Park Hill: Mission Press, 1856
The Cherokees are the second largest group of Indians in the United States, after the Navajos. They occupied an area from North Carolina to Georgia, but after 1827 they were forcibly removed to Indian Territory, now Oklahoma. Cherokee is the only American Indian language with a syllabary devised by one of its own people. Its inventor was Sequoya, a Tennessee Cherokee, in whose honor the species of redwood tree is named. He devised eighty-six symbols for sounds in the Cherokee language. This new written language was completed in 1825, after twelve years' labor. A special type font was cast for the syllabic characters. Parts of the New Testament were printed as early as 1829, although the complete New Testament was not published until 1860. Two books of the Old Testament were printed. Exodus in 1853 and Genesis in 1856. The Translators were S. A. Worcester and S. Foreman.
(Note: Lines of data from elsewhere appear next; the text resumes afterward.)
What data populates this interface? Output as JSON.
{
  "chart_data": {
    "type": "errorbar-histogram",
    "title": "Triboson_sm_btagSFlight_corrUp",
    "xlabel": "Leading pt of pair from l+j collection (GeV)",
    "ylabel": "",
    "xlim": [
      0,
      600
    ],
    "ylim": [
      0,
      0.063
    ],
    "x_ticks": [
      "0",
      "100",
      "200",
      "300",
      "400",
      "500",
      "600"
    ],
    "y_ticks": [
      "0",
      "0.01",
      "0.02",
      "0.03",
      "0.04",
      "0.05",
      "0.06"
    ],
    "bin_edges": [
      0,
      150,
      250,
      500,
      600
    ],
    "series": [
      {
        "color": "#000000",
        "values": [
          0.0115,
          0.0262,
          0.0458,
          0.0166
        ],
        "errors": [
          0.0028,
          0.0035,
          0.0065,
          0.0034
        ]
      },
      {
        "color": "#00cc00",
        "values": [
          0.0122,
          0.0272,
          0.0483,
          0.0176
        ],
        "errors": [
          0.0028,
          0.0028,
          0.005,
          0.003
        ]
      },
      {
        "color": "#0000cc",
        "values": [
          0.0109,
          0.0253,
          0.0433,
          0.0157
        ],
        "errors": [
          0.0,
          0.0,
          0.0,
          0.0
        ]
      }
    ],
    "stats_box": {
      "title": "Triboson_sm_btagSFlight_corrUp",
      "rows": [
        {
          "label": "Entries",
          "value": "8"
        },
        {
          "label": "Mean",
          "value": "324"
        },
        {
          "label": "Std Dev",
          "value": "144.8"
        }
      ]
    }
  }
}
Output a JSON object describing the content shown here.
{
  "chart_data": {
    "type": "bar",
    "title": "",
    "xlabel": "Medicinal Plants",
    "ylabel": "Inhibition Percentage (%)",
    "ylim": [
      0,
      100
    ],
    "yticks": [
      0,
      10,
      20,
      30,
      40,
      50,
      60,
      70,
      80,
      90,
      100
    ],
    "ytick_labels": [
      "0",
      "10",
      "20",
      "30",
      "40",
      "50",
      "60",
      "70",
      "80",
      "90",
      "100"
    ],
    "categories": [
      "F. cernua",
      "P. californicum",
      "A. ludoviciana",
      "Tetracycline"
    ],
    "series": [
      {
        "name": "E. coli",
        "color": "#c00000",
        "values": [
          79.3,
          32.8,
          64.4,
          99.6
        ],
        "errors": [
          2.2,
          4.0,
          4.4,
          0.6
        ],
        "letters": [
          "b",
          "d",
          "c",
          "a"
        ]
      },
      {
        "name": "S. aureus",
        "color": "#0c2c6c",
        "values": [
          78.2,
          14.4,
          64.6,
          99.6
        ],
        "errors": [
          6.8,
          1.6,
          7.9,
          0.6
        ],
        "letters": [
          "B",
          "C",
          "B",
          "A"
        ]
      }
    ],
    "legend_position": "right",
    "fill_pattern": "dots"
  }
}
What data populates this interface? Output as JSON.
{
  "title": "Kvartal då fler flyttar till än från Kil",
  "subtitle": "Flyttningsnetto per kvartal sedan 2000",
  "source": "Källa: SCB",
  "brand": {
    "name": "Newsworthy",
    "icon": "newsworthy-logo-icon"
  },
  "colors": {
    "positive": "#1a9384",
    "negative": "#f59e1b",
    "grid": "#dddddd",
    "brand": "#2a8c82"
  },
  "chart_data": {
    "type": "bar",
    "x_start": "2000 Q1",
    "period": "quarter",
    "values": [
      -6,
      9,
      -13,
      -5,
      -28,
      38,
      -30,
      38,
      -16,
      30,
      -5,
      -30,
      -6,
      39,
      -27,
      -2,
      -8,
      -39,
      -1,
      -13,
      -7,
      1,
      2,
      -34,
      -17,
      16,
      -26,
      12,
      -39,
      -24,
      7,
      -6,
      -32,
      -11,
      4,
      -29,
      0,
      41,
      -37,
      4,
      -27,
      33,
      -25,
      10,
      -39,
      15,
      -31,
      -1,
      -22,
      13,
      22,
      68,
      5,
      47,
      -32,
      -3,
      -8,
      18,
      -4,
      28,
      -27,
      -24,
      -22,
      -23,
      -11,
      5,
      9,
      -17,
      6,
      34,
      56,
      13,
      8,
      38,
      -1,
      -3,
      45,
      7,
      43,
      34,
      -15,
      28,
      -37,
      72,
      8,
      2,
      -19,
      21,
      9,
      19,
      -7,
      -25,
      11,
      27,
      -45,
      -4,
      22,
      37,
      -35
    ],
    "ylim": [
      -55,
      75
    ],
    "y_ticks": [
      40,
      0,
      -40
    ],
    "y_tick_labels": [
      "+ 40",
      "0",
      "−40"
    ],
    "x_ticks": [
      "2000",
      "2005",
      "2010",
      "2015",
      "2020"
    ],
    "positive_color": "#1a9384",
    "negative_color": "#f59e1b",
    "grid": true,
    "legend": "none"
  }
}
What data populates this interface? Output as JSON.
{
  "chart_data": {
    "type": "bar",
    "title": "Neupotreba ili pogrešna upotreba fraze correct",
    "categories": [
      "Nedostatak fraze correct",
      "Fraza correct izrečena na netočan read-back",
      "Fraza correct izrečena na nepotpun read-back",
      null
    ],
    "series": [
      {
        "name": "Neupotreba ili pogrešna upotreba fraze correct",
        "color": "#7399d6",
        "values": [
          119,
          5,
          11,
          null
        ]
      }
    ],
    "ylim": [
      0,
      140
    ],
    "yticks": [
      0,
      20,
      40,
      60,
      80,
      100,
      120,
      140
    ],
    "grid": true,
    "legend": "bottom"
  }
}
1875 - Ojibwa Indian Bible


The Ojibwa, or Chippewa, made up one of the largest tribes of North American Indians. In the mid-eighteenth century, they occupied a large area from what is now North Dakota to the east shore of Lake Huron. The Gospels of Mark and John were printed in 1831, and the entire New Testament appeared in 1833, translated by Edwin Hames and John Tanner, missionaries who had worked with the Ojibwa for thirty years.